I have asked many questions in my life, but this one – Why doesn’t God heal me? – has been hands-down the most painful.
I ask this question a lot – for myself, and for others. Why doesn’t God just pour some of His power down and heal all the sick in the world? He has the power, and I know in theory that He really loves us… so it doesn’t add up that He would leave us to wallow in our pain and misery.
In fact, this question has pulled me too many times into a vortex – dark, cold, away from the warmth of God’s love. I found it difficult to believe that God loved me, much less cared about me, when He wouldn’t give me the thing I needed most at that moment – healing.

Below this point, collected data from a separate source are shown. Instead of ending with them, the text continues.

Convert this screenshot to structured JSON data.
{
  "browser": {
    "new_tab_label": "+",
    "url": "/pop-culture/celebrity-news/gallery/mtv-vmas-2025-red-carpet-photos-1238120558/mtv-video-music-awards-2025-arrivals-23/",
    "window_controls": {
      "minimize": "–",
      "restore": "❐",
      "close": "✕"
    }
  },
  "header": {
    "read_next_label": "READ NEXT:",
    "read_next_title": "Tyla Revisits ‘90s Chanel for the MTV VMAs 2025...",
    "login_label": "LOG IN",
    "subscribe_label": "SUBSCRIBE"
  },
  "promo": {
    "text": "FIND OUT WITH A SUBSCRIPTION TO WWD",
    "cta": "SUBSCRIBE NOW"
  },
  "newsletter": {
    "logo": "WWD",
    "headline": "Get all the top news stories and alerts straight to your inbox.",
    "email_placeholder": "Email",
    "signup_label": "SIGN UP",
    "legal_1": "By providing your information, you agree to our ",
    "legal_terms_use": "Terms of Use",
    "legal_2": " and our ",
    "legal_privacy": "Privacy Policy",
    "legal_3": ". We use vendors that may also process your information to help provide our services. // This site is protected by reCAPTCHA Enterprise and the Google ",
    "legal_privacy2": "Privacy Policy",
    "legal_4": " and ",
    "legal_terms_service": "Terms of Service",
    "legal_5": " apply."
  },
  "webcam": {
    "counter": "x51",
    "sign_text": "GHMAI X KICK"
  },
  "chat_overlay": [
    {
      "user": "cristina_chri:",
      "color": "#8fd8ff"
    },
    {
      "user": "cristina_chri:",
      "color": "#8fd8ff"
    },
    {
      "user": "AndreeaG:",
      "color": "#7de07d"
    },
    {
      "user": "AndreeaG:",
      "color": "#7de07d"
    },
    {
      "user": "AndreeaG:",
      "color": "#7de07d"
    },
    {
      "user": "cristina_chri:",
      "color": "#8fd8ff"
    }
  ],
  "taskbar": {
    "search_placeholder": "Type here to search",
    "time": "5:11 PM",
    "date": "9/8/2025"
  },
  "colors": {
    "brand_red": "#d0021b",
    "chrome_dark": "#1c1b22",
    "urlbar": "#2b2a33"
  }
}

It is easy to believe in a God of goodness and love when the sun is shining and the world has taken on a rosy hue. That’s when I know that God loves me. Life is good.
But when sickness rears its ugly head, those warm and fuzzy feelings dissipate into fear, confusion, frustration. At those times, it is not so easy to believe that God is as good as He says He is. Harder still to trust that He loves me.
I have wrestled with this question for most of my life. I have received prophecies about healing- but it does not come. I have received countless prayers for healing – yet still it does not happen. I have gone the “word of faith” way, claiming and declaring healing – but healing tarries.
I tried all ways until, like the woman with the issue of blood, I ended up exhausted and dead-ended. No more resources within me to keep trying.
But like that woman, as I lay on the ground, I see the feet of Jesus before me. And I realize some things that I had missed out in my single-minded focus to get healed.
- People. Those who were there in my time of need. They embraced me, encouraged me, and accepted me at my worst moments. Had I not gone through infirmity, I would not have known such sweet blessings of God’s love poured out by the people He placed around me.
- Compassion. Through pain, my heart was enlarged. The wells of compassion were being dug deeper and deeper, silently but surely. And when I look at others who are suffering, I understand their pain. And God sometimes uses this compassion to heal them.
- Confidence. As I grow in trust that God loves me even whilst healing tarries, I grow to love myself. And this confidence in God’s love for me, since it has grown in the toughest of seasons, will reveal a strong and unshakable faith when winter passes and spring time comes around.
I am still waiting for my healing. And I still do not have the definitive answer to why God doesn’t heal me.
But I know that He heals. I have seen Him do it many times for others. And I know that my time will come.
In the mean time, there are so many lessons to learn and beautiful blessings to encounter. And so I wait, as the watchmen wait for the dawn. For the sun rises with healing in His wings (Malachi 4:2).
Is there a miracle that you are still waiting for? How do you strengthen your faith in times when your miracles seem so far away?
As we wait for our healing the Lord showed me our faith is being strengthened. Ther is a test in our tribulation. The greater the test the greater the testimony.
I have had plantar fasciitis for 12 years, and I am 24. That means that for half of my life my feet have been prone to cramp after too much activity or too much rest, and that they are generally tender, tight, and sensitive to every little thing.
Samantha, I like how you said your healing ‘tarries’. I like the hope wrapped up in the word, the expectation that your healing is still on its way, it just hasn’t arrived.
My healing tarries, too, but I am still learning how to strengthen my faith in those tough times. One encouraging, faith-building thing that I try to focus on is how I have already seen God use this pain for my spiritual growth. It is because of cramps in the middle of the night that, as a kid, I learned to pray. It is because I could not participate in high school sports that I would have liked to that I joined Teen Bible Quizzing at my church and learned to hide God’s word in my heart. It is because I have experienced pain that I learned to empathize, and I have begun to learn to intercede. And, as long as I can see how God has used my past pains, my faith grows as I trust that He will use my present pain, too.